報告を受けたテログループのボス、トバルは椅子から立ち上がり、マイの携帯に電話を掛ける。
*ウェストバージニア 供給局*
健が必死にシステムを復旧させているのを見守っていると、傍にあった携帯が鳴る。自分達の物でない事から、犯人の物であるのは すぐに分かった。
健が手を伸ばすが、呉提督が止めて代わりに出ようとする。そこを また健が止めて、携帯とPCをコードに繋いだ。健が頷くと、呉提督は電話に出た。
トバル『マイ、どうなってる?』
呉「マイちゃん?あー、彼女?すぐ人を蹴る忍者ガール?あの子なら もう電話に出られないわよ。
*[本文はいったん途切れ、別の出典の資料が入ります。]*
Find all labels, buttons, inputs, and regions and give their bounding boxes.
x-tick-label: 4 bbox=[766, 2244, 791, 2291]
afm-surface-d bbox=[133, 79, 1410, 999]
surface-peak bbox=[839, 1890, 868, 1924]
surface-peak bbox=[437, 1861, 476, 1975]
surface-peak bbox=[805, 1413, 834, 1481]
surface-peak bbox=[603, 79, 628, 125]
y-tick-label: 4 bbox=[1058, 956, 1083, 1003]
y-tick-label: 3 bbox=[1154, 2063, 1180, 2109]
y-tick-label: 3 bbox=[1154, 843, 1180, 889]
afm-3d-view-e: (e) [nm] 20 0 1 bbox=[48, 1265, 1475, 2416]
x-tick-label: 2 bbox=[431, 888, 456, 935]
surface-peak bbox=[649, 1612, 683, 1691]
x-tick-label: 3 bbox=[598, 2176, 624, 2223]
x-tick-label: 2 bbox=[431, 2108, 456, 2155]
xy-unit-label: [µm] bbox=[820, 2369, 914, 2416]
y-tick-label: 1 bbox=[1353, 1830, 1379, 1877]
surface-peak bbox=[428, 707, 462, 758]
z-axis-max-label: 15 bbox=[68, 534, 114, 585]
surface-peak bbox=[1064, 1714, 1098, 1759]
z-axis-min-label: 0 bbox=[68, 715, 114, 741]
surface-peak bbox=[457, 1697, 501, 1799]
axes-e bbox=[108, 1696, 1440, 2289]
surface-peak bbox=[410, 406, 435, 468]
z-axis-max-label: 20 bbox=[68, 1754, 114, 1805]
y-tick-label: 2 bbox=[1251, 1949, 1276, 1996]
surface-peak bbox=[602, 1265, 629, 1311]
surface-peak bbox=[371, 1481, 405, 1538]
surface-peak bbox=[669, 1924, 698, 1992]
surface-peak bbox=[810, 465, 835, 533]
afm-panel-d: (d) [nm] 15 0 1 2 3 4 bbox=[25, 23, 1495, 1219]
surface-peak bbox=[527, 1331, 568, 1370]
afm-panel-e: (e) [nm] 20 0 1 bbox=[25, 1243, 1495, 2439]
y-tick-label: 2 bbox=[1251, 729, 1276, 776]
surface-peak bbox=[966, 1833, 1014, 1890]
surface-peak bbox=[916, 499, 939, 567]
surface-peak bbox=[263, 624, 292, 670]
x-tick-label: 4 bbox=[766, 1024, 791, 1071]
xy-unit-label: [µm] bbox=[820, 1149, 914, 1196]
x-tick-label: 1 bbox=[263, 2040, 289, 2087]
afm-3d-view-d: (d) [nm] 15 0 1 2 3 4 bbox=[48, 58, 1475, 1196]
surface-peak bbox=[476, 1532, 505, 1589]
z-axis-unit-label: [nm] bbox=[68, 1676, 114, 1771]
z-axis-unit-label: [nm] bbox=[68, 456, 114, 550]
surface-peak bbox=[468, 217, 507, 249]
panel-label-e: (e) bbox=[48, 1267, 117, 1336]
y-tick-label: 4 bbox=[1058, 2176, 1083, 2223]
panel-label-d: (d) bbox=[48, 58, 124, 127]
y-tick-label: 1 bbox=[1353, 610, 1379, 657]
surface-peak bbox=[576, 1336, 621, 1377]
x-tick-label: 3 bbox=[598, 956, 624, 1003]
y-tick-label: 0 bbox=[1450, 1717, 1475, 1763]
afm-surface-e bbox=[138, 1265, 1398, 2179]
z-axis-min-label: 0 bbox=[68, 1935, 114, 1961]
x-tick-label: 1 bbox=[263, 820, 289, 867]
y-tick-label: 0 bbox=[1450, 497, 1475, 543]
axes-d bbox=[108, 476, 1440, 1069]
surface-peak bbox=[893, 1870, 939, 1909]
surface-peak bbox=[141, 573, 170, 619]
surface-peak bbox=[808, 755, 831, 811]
だってスポーツ用品と仲良くエレベーターシャフトに落ちて車に潰されたから」
健が機転を利かし、電話を動画通信に変更する。PCの画面には、トバルの顔が映っていた。当然、向こうからも 呉提督が見えている。
恋人であったマイを殺された事で、トバルの中には静かな怒りが渦巻く。だが予想外の出来事に、トバルは すぐに言葉を発する事ができなかった。
呉「どうしたの?舌でも切られた?よく聞きなさい。あんたの“
トバル『おもしろい。俺が何者で、俺の力の程を知りもせんくせに。ここが片付いたら、お前と お前の仲間の始末だけを考える。覚悟しろ』
そう言ってトバルは通信を切った。画面からも映像が消える。
呉「FBIと話せる?」
健「勿論、誰とでも」
呉「繋いで」
健「今?」
通話しながら、トバルの顔が写った画像をFBIに送った。それを見て、FBIの面々が顔色を変える。
FBIの話では、『トバル・ラングマン』は元同僚で、国防総省の保安担当チーフプログラマーだったらしい。
その昔、トバルは国家の保安システムの弱点を指摘したが、意見を却下された。それを世間に公表しようとして叩かれ、全てを失い消えた。恐らく今回の事件を引き起こしたのは、その逆恨みによるものだと思われる。
FBIと話している途中で、健が焦りだした。制御室にも危険を知らせるアラートが鳴り響いている。
呉「どうしたの?」
健「早く逃げた方がいい。ガスを送り込んでる」
呉「ガス?ガスって?」
健「ヤバい、ヤバいよ!これ見て、この点滅してる矢印だよ!」
制御室のモニターには、何かのラインが幾つも表示されている。そのライン上に表示された矢印が、全て同じ方向に向いていた。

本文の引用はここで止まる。